We talked a lot about placing Mormonism into historical perspective. (She mentioned how diverse and tolerant Judaism is, for example, and I pointed out that it wasn't nearly as diverse and tolerant back in the biblical days when it was being oppressed by various empires - and that Mormonism still is close enough to its times of intense persecution that it's unrealistic to expect it to be completely out of the woods in that regard.) I mentioned Pres. Uchtdorf and Elder Wirthlin and how there are top leaders who appear to be trying to move the Church toward a more accepting and less fundamentalist orientation, and I stressed the difference between that and what individual members encounter when they have local leadership that has an extreme protect-the-flock mentality and sees danger everywhere. (I used myself and an online friend as a prime example of the wide differences in local experiences.) I explained my settler vs. explorer analogy - that settlers establish barriers to ward of potential danger, while explorers are drawn to potential danger - that there is an inherent, unavoidable tension between them in most cases - and that neither approach is "bad" or "wrong". They just "are" - and I am trying to be the best "I am" possible for me - to live according to the dictates of my own conscience while allowing others to do the same.

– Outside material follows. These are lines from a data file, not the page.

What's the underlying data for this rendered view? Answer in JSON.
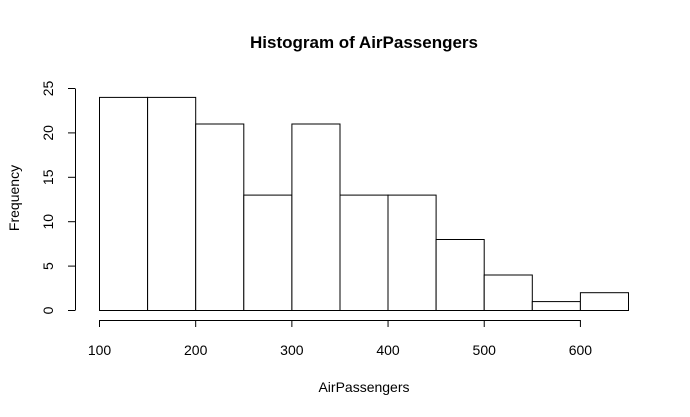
{
  "chart_data": {
    "type": "bar",
    "title": "Histogram of AirPassengers",
    "xlabel": "AirPassengers",
    "ylabel": "Frequency",
    "bins": [
      {
        "from": 100,
        "to": 150,
        "count": 24
      },
      {
        "from": 150,
        "to": 200,
        "count": 24
      },
      {
        "from": 200,
        "to": 250,
        "count": 21
      },
      {
        "from": 250,
        "to": 300,
        "count": 13
      },
      {
        "from": 300,
        "to": 350,
        "count": 21
      },
      {
        "from": 350,
        "to": 400,
        "count": 13
      },
      {
        "from": 400,
        "to": 450,
        "count": 13
      },
      {
        "from": 450,
        "to": 500,
        "count": 8
      },
      {
        "from": 500,
        "to": 550,
        "count": 4
      },
      {
        "from": 550,
        "to": 600,
        "count": 1
      },
      {
        "from": 600,
        "to": 650,
        "count": 2
      }
    ],
    "xticks": [
      100,
      200,
      300,
      400,
      500,
      600
    ],
    "yticks": [
      0,
      5,
      10,
      15,
      20,
      25
    ],
    "xlim": [
      100,
      650
    ],
    "ylim": [
      0,
      25
    ],
    "grid": false,
    "colors": {
      "bar_fill": "#ffffff",
      "bar_stroke": "#000000"
    }
  }
}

I also taught her a new word - "orthoprax" (living one's life in a traditional manner) - and talked about how the mainstream actions of members generally can overcome non-aggressive heterodoxy (believing differently than the dominant group but not pushing for converts, so to speak).
We talked for a long time, but I'm not sure how much of what we discussed will make it into the article - or how much will be truly an accurate retelling of what I meant. We'll see.